AW: Die gegenwärtige Flüchtlings- und Asylproblematik
Ausgangsthese war : Geschätzt 80% der Menschen in Deutschland kosten mehr, als sie uns einbringen.
Eine Quelle für diese "interessante" These hast du bestimmt auch zur Hand, oder?
Das durchschnittliches Steueraufkommen liegt bei 7.671 € pro Kopf und Jahr (Zahlen von 2013)
Alle nutzen im Staat dieselben Umfänge, Verwaltung, Bundeswehr, Infrastruktur etc. ist für alle da.

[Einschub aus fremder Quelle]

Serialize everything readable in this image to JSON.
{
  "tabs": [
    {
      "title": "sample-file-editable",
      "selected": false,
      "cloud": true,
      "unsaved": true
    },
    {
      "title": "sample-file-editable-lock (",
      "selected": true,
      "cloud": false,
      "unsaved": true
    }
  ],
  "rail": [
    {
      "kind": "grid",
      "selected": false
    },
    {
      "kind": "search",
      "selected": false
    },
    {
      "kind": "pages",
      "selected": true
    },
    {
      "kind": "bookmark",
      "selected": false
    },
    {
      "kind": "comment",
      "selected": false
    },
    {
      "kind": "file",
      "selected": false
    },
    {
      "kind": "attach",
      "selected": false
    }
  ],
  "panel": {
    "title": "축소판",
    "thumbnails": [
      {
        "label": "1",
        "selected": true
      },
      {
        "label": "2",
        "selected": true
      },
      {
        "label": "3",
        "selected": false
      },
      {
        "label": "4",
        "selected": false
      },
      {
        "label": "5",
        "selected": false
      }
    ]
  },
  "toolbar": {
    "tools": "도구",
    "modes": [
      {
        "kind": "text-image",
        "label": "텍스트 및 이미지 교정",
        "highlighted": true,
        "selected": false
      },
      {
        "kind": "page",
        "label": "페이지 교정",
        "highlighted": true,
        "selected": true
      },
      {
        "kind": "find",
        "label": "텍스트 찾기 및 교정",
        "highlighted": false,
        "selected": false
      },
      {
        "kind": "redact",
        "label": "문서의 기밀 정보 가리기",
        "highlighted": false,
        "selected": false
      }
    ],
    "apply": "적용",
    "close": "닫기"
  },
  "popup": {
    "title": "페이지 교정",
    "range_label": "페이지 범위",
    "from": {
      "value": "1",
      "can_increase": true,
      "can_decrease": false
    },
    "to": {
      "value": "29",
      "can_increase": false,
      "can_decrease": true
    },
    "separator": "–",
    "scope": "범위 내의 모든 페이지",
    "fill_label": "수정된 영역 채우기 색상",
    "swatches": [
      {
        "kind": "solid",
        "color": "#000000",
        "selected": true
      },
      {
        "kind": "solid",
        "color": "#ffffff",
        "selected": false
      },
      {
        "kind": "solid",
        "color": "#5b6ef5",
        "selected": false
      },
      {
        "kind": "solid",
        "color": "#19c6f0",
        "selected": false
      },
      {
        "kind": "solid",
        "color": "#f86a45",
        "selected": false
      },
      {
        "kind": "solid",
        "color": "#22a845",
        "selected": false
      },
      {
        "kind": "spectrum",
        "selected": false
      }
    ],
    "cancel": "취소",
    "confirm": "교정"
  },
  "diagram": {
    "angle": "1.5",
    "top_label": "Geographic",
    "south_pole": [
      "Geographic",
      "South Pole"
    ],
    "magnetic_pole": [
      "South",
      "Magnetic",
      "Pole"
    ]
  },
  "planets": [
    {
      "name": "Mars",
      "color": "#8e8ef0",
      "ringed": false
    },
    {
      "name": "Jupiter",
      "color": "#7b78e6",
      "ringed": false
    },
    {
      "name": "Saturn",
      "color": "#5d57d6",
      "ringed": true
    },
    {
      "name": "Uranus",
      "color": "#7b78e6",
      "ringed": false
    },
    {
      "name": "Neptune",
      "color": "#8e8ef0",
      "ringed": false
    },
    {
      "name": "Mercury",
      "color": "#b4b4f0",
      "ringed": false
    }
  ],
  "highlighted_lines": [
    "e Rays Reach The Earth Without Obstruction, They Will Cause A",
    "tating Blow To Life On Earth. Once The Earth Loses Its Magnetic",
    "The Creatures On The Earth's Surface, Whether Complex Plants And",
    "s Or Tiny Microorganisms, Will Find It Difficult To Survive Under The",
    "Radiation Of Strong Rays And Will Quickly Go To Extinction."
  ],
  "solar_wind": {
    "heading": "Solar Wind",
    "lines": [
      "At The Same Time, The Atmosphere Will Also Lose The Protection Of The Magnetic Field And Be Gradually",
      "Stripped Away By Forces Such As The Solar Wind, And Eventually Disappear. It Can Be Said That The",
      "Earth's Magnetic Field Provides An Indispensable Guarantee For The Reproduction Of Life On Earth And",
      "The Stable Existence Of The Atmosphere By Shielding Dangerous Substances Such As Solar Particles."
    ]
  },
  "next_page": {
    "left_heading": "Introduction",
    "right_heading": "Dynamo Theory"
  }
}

Wer weniger als 7671,-€ Steuer pro Kopf in die Staatskasse trägt, kostet Geld, wer mehr zahlt,
zahlt überdurchschnittlich viel. Wo sich die Flüchtlinge über die Jahre einreihen werden, wird
sich zeigen. Ich finde es nur immer wieder lächerlich, wenn Menschen mit Hartz IV Bezügen
mit dem Finger auf andere zeigen, die auch etwas bekommen sollen.
Die meisten sind in diesem sozialem Staat in der Summe Nutznießer. So einfach ist die Rechnung.
Das einzig gerechte wäre eine Kopfsteuer. Aber zum Glück gibt es das nicht, weil wir uns auf die
Fahnen geschrieben haben, ein Sozialstaat zu sein. Darum zahlt das obere Drittel mehr oder
weniger gerne für die unteren zwei Drittel.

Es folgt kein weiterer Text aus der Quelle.